Environmental Philosophy

ONLINE FIRST

published on December 13, 2017

Chandler D. Rogers

Beyond Biosecurity

As boundaries between domesticity and the undomesticated increasingly blur for cohabitants of Vancouver Island, home to North America’s densest cougar population, predatorial problems become more and more pressing. Rosemary-Claire Collard responds on a pragmatic plane, arguing that the encounter between human and cougar is only ever destructive, that contact results in death and almost always for the cougar. Advocating for vigilance in policing boundaries separating cougar from civilization, therefore, she looks to Foucault’s analysis of modern biopower in the first volume of his History of Sexuality for support in favor of a more contemporary notion of biosecurity.

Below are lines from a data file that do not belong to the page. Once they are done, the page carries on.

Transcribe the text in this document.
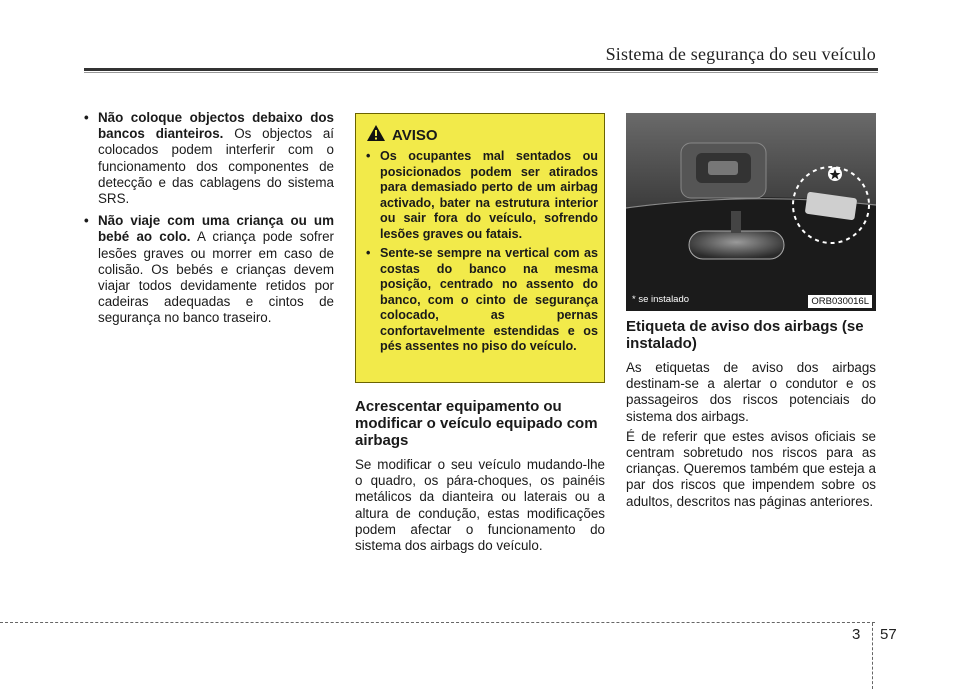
Sistema de segurança do seu veículo
• Não coloque objectos debaixo dos bancos dianteiros. Os objectos aí colocados podem interferir com o funcionamento dos componentes de detecção e das cablagens do sistema SRS.
• Não viaje com uma criança ou um bebé ao colo. A criança pode sofrer lesões graves ou morrer em caso de colisão. Os bebés e crianças devem viajar todos devidamente retidos por cadeiras adequadas e cintos de segurança no banco traseiro.
AVISO
• Os ocupantes mal sentados ou posicionados podem ser atirados para demasiado perto de um airbag activado, bater na estrutura interior ou sair fora do veículo, sofrendo lesões graves ou fatais.
• Sente-se sempre na vertical com as costas do banco na mesma posição, centrado no assento do banco, com o cinto de segurança colocado, as pernas confortavelmente estendidas e os pés assentes no piso do veículo.
Acrescentar equipamento ou modificar o veículo equipado com airbags
Se modificar o seu veículo mudando-lhe o quadro, os pára-choques, os painéis metálicos da dianteira ou laterais ou a altura de condução, estas modificações podem afectar o funcionamento do sistema dos airbags do veículo.
* se instalado	ORB030016L
Etiqueta de aviso dos airbags (se instalado)

As etiquetas de aviso dos airbags destinam-se a alertar o condutor e os passageiros dos riscos potenciais do sistema dos airbags.

É de referir que estes avisos oficiais se centram sobretudo nos riscos para as crianças. Queremos também que esteja a par dos riscos que impendem sobre os adultos, descritos nas páginas anteriores.

3 57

In response to Collard’s arguments, concerned with ethical conclusions drawn on the basis of her policy-based proposal, I challenge the prohibition she places on encounter. In the first section, “Becoming Killable,” I address her use of Donna Haraway’s phraseology, and in the second section, “Biological Dangers,” I scrutinize her reading of Foucault, arguing that the appeals she makes distort the mode of argumentation at work for each thinker. The final section, “Facing Cougar, Facing Death,” advocates further ethical possibilities generated on the basis of Foucault’s correlation between overcoming the fear of death and resisting abuses of power with respect to others. My contention is that our transgressing boundaries constructed to separate humanity from the inhumane curtails tendencies toward the marginalization and subjugation of those animal others whose very existence brings us face to face with the fact of our own mortality.